What’s striking about Spielberg’s memoir film is that, unlike Eugene O’Neill’s “Long Day’s Journey Into Night,” everyone is treated with such warmth and compassion. The director has empathy for his whole character. The only villain, per se, is an anti-Semitic classmate from Sammy’s later high school in California. (All coming-of-age business, John Hughes-y, is a shoutout.)
LaBelle, who has mostly played small roles so far, is an amazing find with a big future. He so tenderly embodies this quirky introvert who channels his anxiety into his art, until it overflows. Spielberg is known for the very real performances he can pull off youngsters. So you can imagine the magic he can do with a version from his teenage years.
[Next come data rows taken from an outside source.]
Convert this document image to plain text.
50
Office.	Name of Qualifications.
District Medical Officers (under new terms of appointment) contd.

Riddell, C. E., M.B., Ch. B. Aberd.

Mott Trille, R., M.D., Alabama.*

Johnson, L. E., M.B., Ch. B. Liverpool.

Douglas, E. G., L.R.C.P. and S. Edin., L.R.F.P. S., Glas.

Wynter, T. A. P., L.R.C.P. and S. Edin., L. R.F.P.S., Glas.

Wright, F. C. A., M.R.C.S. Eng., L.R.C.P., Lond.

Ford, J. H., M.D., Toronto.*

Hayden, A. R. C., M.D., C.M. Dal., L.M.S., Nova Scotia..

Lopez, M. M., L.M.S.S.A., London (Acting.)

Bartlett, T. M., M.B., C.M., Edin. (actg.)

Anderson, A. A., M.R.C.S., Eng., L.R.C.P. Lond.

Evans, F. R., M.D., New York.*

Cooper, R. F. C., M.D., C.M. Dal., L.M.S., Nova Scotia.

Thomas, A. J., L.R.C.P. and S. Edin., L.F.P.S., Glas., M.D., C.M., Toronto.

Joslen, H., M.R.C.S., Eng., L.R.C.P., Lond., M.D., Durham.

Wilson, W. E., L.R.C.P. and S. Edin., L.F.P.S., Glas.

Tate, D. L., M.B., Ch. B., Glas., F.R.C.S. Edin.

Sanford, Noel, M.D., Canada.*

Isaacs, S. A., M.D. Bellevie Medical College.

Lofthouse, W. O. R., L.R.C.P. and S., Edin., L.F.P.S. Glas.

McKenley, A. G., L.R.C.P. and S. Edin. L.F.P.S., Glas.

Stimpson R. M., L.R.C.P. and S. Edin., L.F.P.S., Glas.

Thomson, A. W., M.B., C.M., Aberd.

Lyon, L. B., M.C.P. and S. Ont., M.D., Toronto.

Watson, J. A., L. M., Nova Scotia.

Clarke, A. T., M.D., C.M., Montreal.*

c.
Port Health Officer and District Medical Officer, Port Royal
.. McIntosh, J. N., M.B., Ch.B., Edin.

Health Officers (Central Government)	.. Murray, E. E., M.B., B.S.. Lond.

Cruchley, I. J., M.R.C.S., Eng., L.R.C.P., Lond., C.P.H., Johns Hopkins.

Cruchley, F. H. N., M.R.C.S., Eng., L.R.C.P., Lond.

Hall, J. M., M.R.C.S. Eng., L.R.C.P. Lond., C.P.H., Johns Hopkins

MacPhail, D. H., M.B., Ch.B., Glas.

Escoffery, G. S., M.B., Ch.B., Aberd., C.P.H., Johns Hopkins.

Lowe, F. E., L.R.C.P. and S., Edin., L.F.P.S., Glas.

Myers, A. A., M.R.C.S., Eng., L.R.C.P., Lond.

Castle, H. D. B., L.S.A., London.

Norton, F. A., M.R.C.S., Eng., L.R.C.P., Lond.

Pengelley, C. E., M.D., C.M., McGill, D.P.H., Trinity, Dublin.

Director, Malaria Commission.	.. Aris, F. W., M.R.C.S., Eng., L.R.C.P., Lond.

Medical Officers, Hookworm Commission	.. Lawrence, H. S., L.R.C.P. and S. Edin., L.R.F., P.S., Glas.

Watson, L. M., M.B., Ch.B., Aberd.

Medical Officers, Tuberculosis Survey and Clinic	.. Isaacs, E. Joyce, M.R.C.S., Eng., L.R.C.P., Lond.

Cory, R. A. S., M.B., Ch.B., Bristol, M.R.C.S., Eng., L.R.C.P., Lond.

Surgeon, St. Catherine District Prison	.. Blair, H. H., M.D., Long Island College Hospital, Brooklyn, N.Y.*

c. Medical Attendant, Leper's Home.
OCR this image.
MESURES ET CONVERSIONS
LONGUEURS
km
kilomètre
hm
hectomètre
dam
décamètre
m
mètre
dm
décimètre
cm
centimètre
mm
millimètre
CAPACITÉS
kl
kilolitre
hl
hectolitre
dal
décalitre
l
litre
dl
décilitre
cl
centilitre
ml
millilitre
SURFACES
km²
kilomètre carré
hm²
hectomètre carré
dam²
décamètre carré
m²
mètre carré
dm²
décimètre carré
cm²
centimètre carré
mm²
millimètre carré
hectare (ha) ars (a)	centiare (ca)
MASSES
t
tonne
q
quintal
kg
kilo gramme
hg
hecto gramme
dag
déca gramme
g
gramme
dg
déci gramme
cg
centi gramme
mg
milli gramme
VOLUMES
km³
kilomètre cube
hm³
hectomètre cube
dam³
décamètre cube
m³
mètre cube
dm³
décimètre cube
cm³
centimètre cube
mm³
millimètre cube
There’s also a thunderous appearance from Judd Hirsch as a visiting Uncle Boris, who over the course of a night teaches Sammy about the sacrifices he’ll have to make to score a life in showbiz. He is hysterical.
The other quick hello that will get people talking is David Lynch. I won’t say what he does. But holy moly. Twitter will tell you soon enough.
But the film belongs to Williams, who brings the same “what will she do next?!” an energy that set the screen on fire in “Manchester By The Sea” and “Fosse/Verdon”. It’s a great performance in a film that, while simple, is undoubtedly stylized. Williams transforms domestic struggles into something big and universal.
It’s fashionable lately for directors to make self-reflective films. Alfonso Cuaron had “Roma”, Kenneth Branagh did “Belfast” and Alejandro Inarritu has just created his “Bardo” in Venice. However, it was Spielberg’s that struck me the most.
How profound to say that the road to killer sharks, alien guests, T-Rexes and the epics of World War II begins and ends with mom and dad.